Non solo Donald e Melania. La lista dei leader politici e dei reali contagiati dal Covid ormai è lunga.

Tra i primi a contrarre il virus c’è stato il segretario del Pd, Nicola Zingaretti. Il leader Dem risultò positivo al tampone i primi di marzo, ironia della sorte dopo un discusso aperitivo milanese “contro la paura” organizzato assieme al sindaco, Beppe Sala.

“Non perdiamo le nostre abitudini, non possiamo fermare Milano e l’Italia – scriveva Zingaretti su Facebook a fine febbraio - la nostra economia è più forte della paura: usciamo a bere un aperitivo, un caffè o per mangiare una pizza”.
Nicola Zingaretti
Nicola Zingaretti

Neppure due settimane dopo invece l’Italia si è fermata: chiusa per Covid.

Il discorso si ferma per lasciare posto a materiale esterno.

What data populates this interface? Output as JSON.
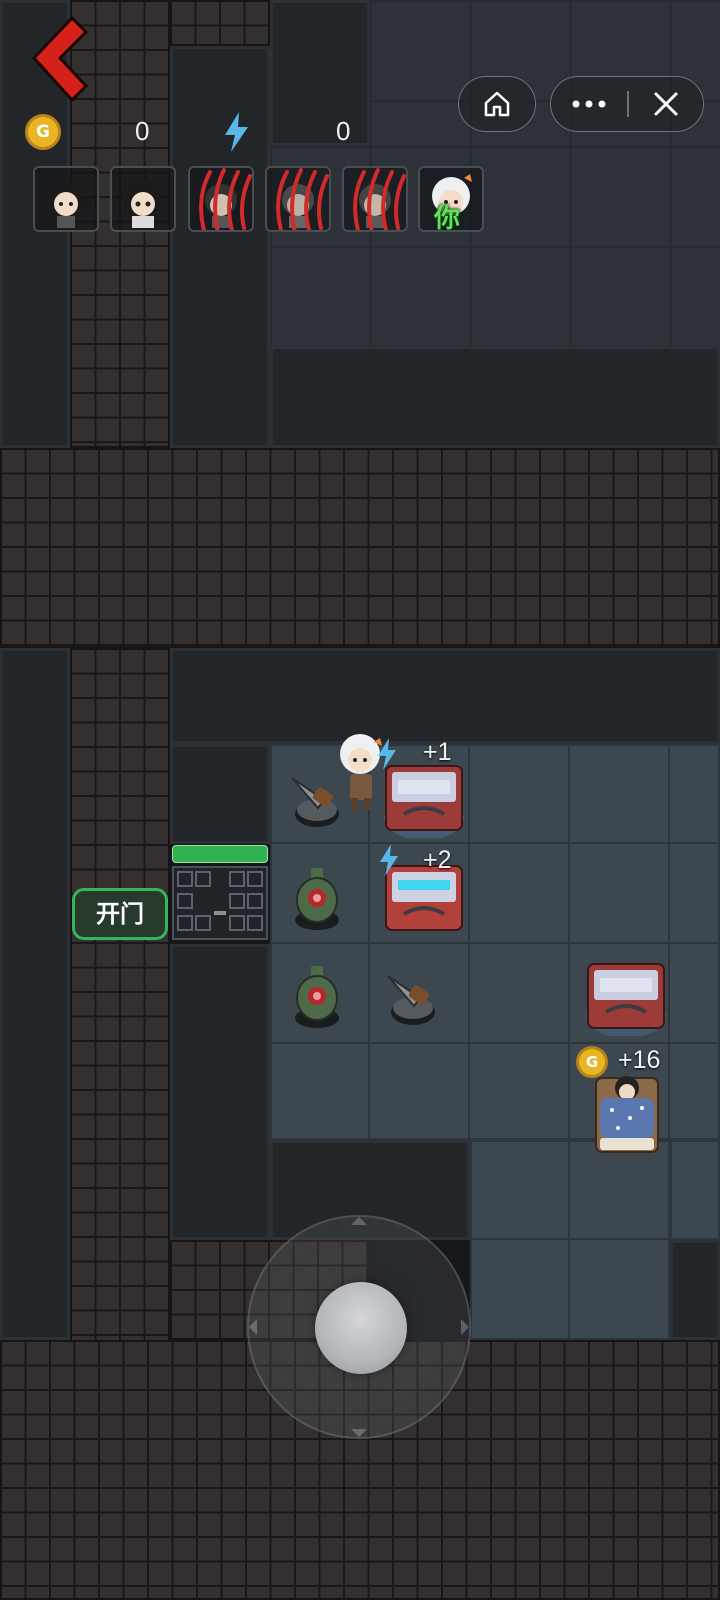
{
  "hud": {
    "coins": "0",
    "energy": "0",
    "coin_symbol": "G"
  },
  "roster": [
    {
      "name": "girl-twintails",
      "status": "alive"
    },
    {
      "name": "girl-dark-hair",
      "status": "alive"
    },
    {
      "name": "victim-1",
      "status": "clawed"
    },
    {
      "name": "victim-2",
      "status": "clawed"
    },
    {
      "name": "victim-3",
      "status": "clawed"
    },
    {
      "name": "player-white-hair",
      "status": "you",
      "badge": "你"
    }
  ],
  "room": {
    "door_button_label": "开门",
    "door_hp_color": "#2fb24f",
    "energy_gain_1": "+1",
    "energy_gain_2": "+2",
    "coin_gain": "+16",
    "coin_symbol": "G"
  },
  "colors": {
    "back_arrow": "#d6211b",
    "coin": "#e9b524",
    "bolt": "#5ab8e8",
    "claw": "#d12a2a",
    "button_border": "#3bb35a"
  },
  "icons": {
    "back": "chevron-left-icon",
    "home": "home-icon",
    "more": "more-dots-icon",
    "close": "close-icon"
  }
}
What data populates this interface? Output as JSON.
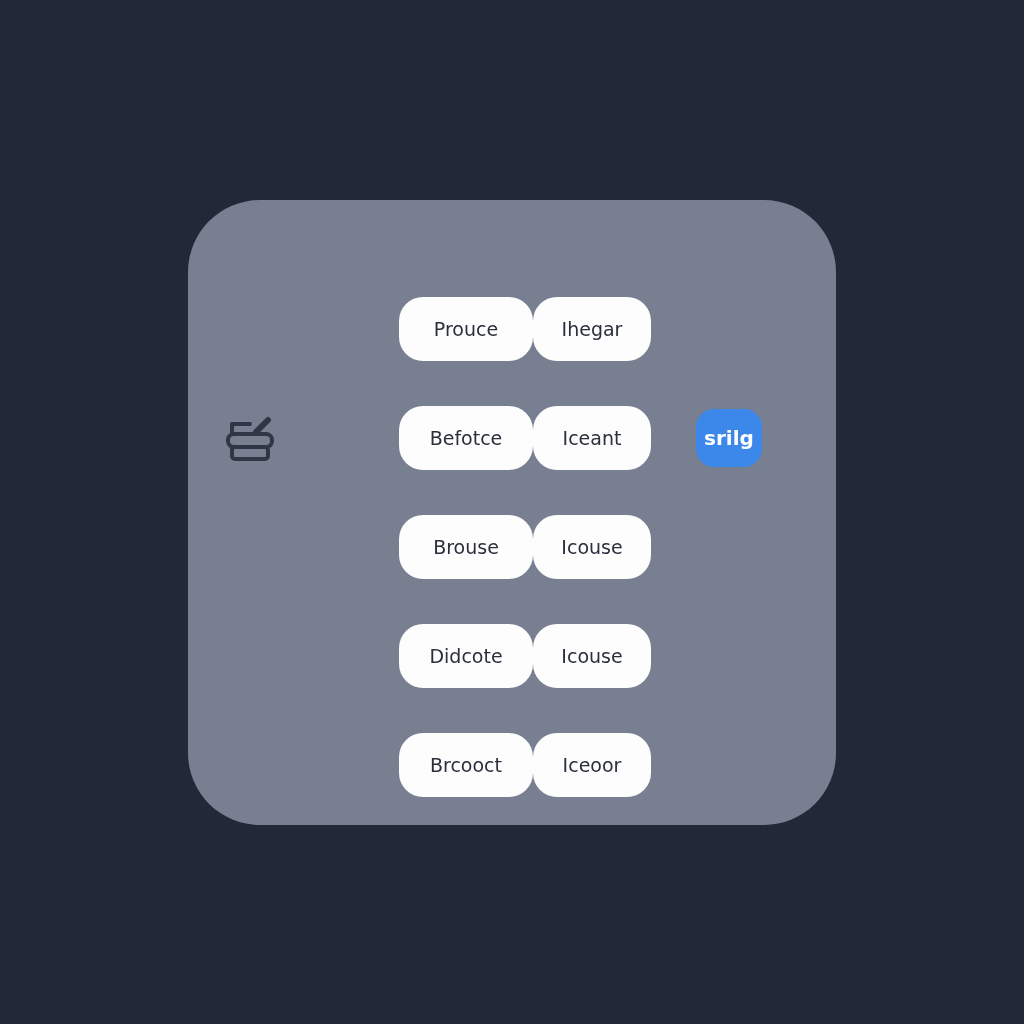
{
  "left_column": [
    "Prouce",
    "Befotce",
    "Brouse",
    "Didcote",
    "Brcooct"
  ],
  "right_column": [
    "Ihegar",
    "Iceant",
    "Icouse",
    "Icouse",
    "Iceoor"
  ],
  "side_button": {
    "label": "srilg"
  }
}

Sempre a marzo si ammala il primo reale: è Alberto di Monaco. Il principe, 62 anni, ha rassicurato tutti attraverso un’intervista concessa in esclusiva a People.

“Mi sento bene, ho i sintomi della febbre, sembra un caso piuttosto lieve”, aveva detto ai giornalisti.

Alla fine se l’è cavata con un po’ di tosse, febbre e congestione nasale. Ma nel Principato la notizia era stata accolta con preoccupazione visto che Alberto due anni fa aveva dovuto combattere con una polmonite.

Alberto di Monaco
© AP Photo / Francisco Seco
Alberto di Monaco

Nello stesso mese il virus entra a Buckingham Palace. Il principe Carlo risulta positivo al tampone. Si negativizzerà a fine marzo, ma a giugno, in una delle prime visite post-lockdown, confesserà ad alcuni medici di portarsi ancora dietro gli strascichi dell’infezione.

Principe Carlo
© AP Photo / Kirsty Wigglesworth
Principe Carlo

Dopo il primogenito della regina Elisabetta, è stata la volta di Boris Johnson. Il premier britannico, 56 anni, che all’inizio dell’emergenza sanitaria proponeva l’immunità di gregge come soluzione, si è ritrovato in terapia intensiva al St Thomas Hospital di Londra.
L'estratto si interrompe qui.